El hombre de ciencia nunca ha sabido qué hacer con el espíritu. En realidad, siempre ha preferido tenerlo que encontrarlo. Como un rey Midas de segunda división, el científico convierte en materia todo lo que toca, puesto que la materia es su tema, el objeto que dócilmente despliega las conexiones que sustentan sus leyes y las distribuciones azarosas de sus estadísticas. Es comprensible que sólo le interese la materia. Ello no tendría por qué generar ningún problema, pero al mismo tiempo es un curioso universal que se interesa por todo. Los dos factores unidos han conducido con frecuencia a la tesis de que “todo es materia”. En los siglos XVII y XVIII esto no dejaba de ser un sueño de la razón (por no decir mejor una fantasía de la mente cuando la razón dormía). Sin embargo, en los siglos XIX y XX se convirtió en un desafío que aún hoy hay que tomar muy en serio.
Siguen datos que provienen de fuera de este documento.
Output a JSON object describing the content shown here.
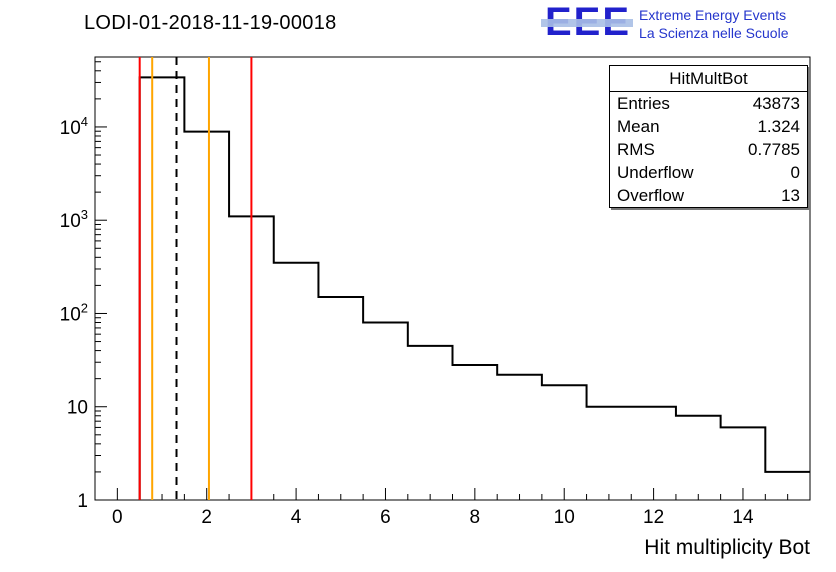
{
  "page": {
    "title": "LODI-01-2018-11-19-00018"
  },
  "logo": {
    "acronym": "EEE",
    "line1": "Extreme Energy Events",
    "line2": "La Scienza nelle Scuole",
    "color": "#2121cc"
  },
  "stats_box": {
    "title": "HitMultBot",
    "rows": [
      [
        "Entries",
        "43873"
      ],
      [
        "Mean",
        "1.324"
      ],
      [
        "RMS",
        "0.7785"
      ],
      [
        "Underflow",
        "0"
      ],
      [
        "Overflow",
        "13"
      ]
    ]
  },
  "chart_data": {
    "type": "bar",
    "subtype": "step-histogram",
    "title": "LODI-01-2018-11-19-00018",
    "xlabel": "Hit multiplicity Bot",
    "ylabel": "",
    "y_scale": "log",
    "grid": false,
    "legend": false,
    "x_range": [
      -0.5,
      15.5
    ],
    "y_range": [
      1,
      56234
    ],
    "categories": [
      0,
      1,
      2,
      3,
      4,
      5,
      6,
      7,
      8,
      9,
      10,
      11,
      12,
      13,
      14,
      15
    ],
    "values": [
      0,
      34000,
      8900,
      1100,
      350,
      150,
      80,
      45,
      28,
      22,
      17,
      10,
      10,
      8,
      6,
      2
    ],
    "line_color": "#000000",
    "x_major_ticks": [
      0,
      2,
      4,
      6,
      8,
      10,
      12,
      14
    ],
    "x_minor_step": 0.5,
    "y_major_ticks": [
      {
        "value": 1,
        "label": "1"
      },
      {
        "value": 10,
        "label": "10"
      },
      {
        "value": 100,
        "base": "10",
        "exp": "2"
      },
      {
        "value": 1000,
        "base": "10",
        "exp": "3"
      },
      {
        "value": 10000,
        "base": "10",
        "exp": "4"
      }
    ],
    "marker_lines": [
      {
        "x": 0.5,
        "color": "#ff0000",
        "style": "solid"
      },
      {
        "x": 0.78,
        "color": "#ffa500",
        "style": "solid"
      },
      {
        "x": 1.324,
        "color": "#000000",
        "style": "dashed"
      },
      {
        "x": 2.05,
        "color": "#ffa500",
        "style": "solid"
      },
      {
        "x": 3.0,
        "color": "#ff0000",
        "style": "solid"
      }
    ]
  }
}
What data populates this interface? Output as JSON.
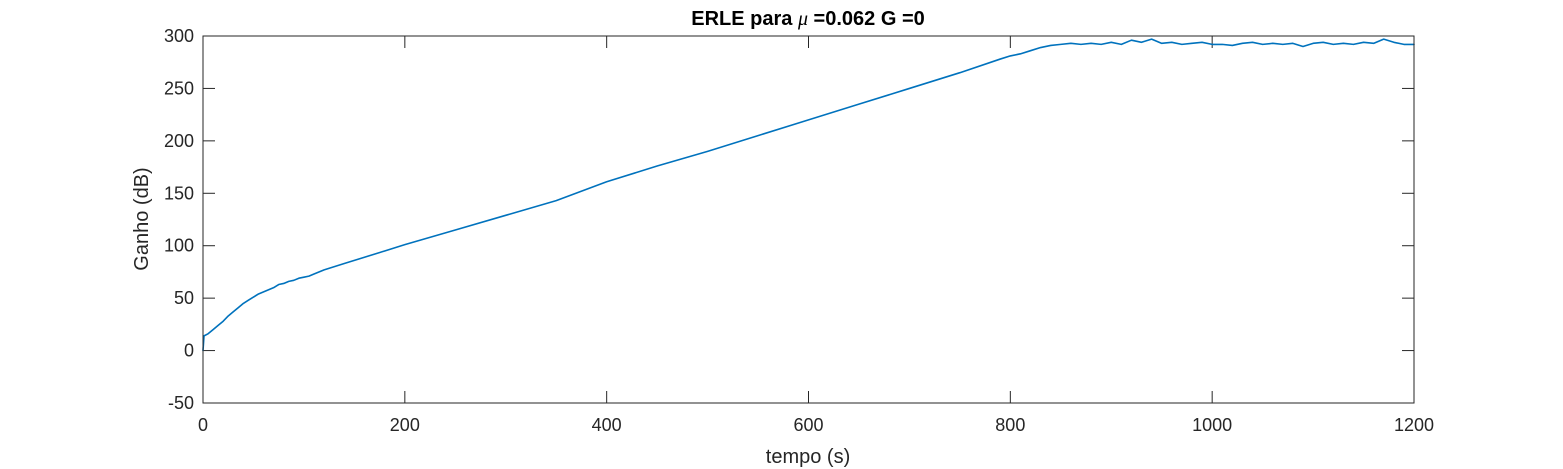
{
  "chart_data": {
    "type": "line",
    "title": {
      "prefix": "ERLE para ",
      "symbol": "μ",
      "suffix": " =0.062 G =0"
    },
    "xlabel": "tempo (s)",
    "ylabel": "Ganho (dB)",
    "xlim": [
      0,
      1200
    ],
    "ylim": [
      -50,
      300
    ],
    "xticks": [
      0,
      200,
      400,
      600,
      800,
      1000,
      1200
    ],
    "yticks": [
      -50,
      0,
      50,
      100,
      150,
      200,
      250,
      300
    ],
    "grid": false,
    "series": [
      {
        "color": "#0072BD",
        "x": [
          0,
          1,
          5,
          10,
          15,
          20,
          25,
          30,
          35,
          40,
          45,
          50,
          55,
          60,
          65,
          70,
          75,
          80,
          85,
          90,
          95,
          100,
          105,
          110,
          120,
          140,
          160,
          180,
          200,
          250,
          300,
          350,
          400,
          450,
          500,
          550,
          600,
          650,
          700,
          750,
          790,
          800,
          810,
          820,
          830,
          840,
          850,
          860,
          870,
          880,
          890,
          900,
          910,
          920,
          930,
          940,
          950,
          960,
          970,
          980,
          990,
          1000,
          1010,
          1020,
          1030,
          1040,
          1050,
          1060,
          1070,
          1080,
          1090,
          1100,
          1110,
          1120,
          1130,
          1140,
          1150,
          1160,
          1170,
          1180,
          1190,
          1200
        ],
        "y": [
          0,
          14,
          16,
          20,
          24,
          28,
          33,
          37,
          41,
          45,
          48,
          51,
          54,
          56,
          58,
          60,
          63,
          64,
          66,
          67,
          69,
          70,
          71,
          73,
          77,
          83,
          89,
          95,
          101,
          115,
          129,
          143,
          161,
          176,
          190,
          205,
          220,
          235,
          250,
          265,
          278,
          281,
          283,
          286,
          289,
          291,
          292,
          293,
          292,
          293,
          292,
          294,
          292,
          296,
          294,
          297,
          293,
          294,
          292,
          293,
          294,
          292,
          292,
          291,
          293,
          294,
          292,
          293,
          292,
          293,
          290,
          293,
          294,
          292,
          293,
          292,
          294,
          293,
          297,
          294,
          292,
          292
        ]
      }
    ]
  }
}
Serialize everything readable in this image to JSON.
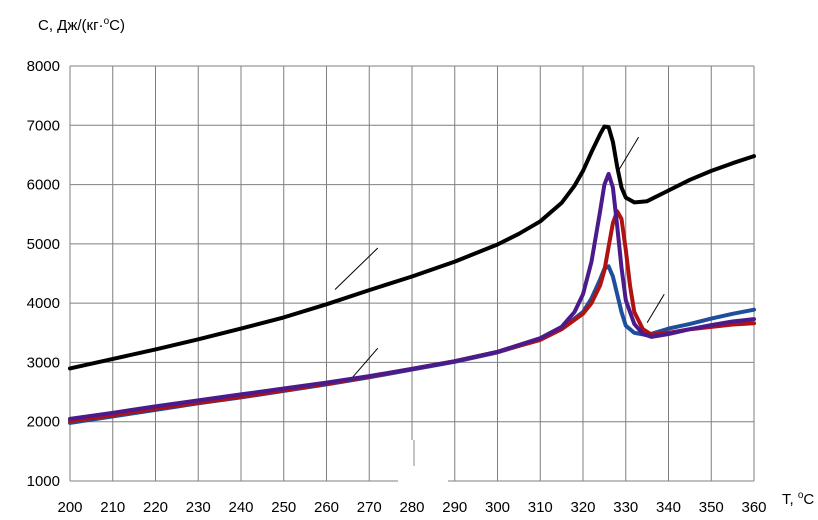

Se ha querido asimilar con demasiada precipitación ciencia y materialismo, con lo que se ha forzado artificialmente su capacidad explicativa
Frente al materialismo supuestamente aliado con la ciencia, los creyentes han presentado un frente muy dividido. (…) Muchos hombres de fe no tenían inconveniente en pactar con el materialismo cuando se ponían la bata. Hay que suponer que practicaban, aun sin reconocerlo, una teoría de la doble verdad. Su posición se basaba asimismo en la tesis de la separación radical, tesis cómoda para quien se escuda en una posición defensiva equivalente a un salomónico reparto de competencias que otorga a la ciencia el conocimiento y a la religión el sentido, el valor o algo parecido. No obstante, tiene que enfrentarse al inconveniente de que a la postre es imposible desligar lo que se atribuye a una y a otra. La tesis de la separación (…) no resuelve nada porque todas las distinciones dejan de funcionar satisfactoriamente cuando profundizamos y llegamos a los estratos básicos de la mente: inteligencia, voluntad, intuición, raciocinio, afecto, sentimiento, razón teórica y práctica, etc., son conceptos que poseen perfiles reconocibles cuando los ponemos sobre la mesa para diseccionarlos como si fueran cadáveres; pero cuando se devuelven a la unidad viva y palpitante que es el hombre empiezan a mezclarse unos con otros.
Con la distinción cuerpo/alma pasa tres cuartas partes de lo mismo. Hasta los albores de la Modernidad, los que trataron de pensar en cristiano con categorías filosóficas se inclinaron mayoritariamente por Aristóteles, que proponía el esquema hilemórfico para entender esta distinción. La gran virtualidad del hilemorfismo es que permite pensar la dualidad sin caer en el dualismo: alma y cuerpo, materia y espíritu son dimensiones que se reclaman entre sí: ambas resultan necesarias y hasta imprescindibles para comprender la totalidad humana. No obstante, a partir del siglo XVII y con la puesta en marcha de la nueva ciencia, los planteamientos sintéticos ceden protagonismo a los analíticos: lo que prima es el despiece del existente humano en partes que se dejen estudiar por separado. En este contexto Descartes recupera el dualismo de una tradición que arranca de Platón y había permanecido en el pensamiento cristiano como opción subsidiaria.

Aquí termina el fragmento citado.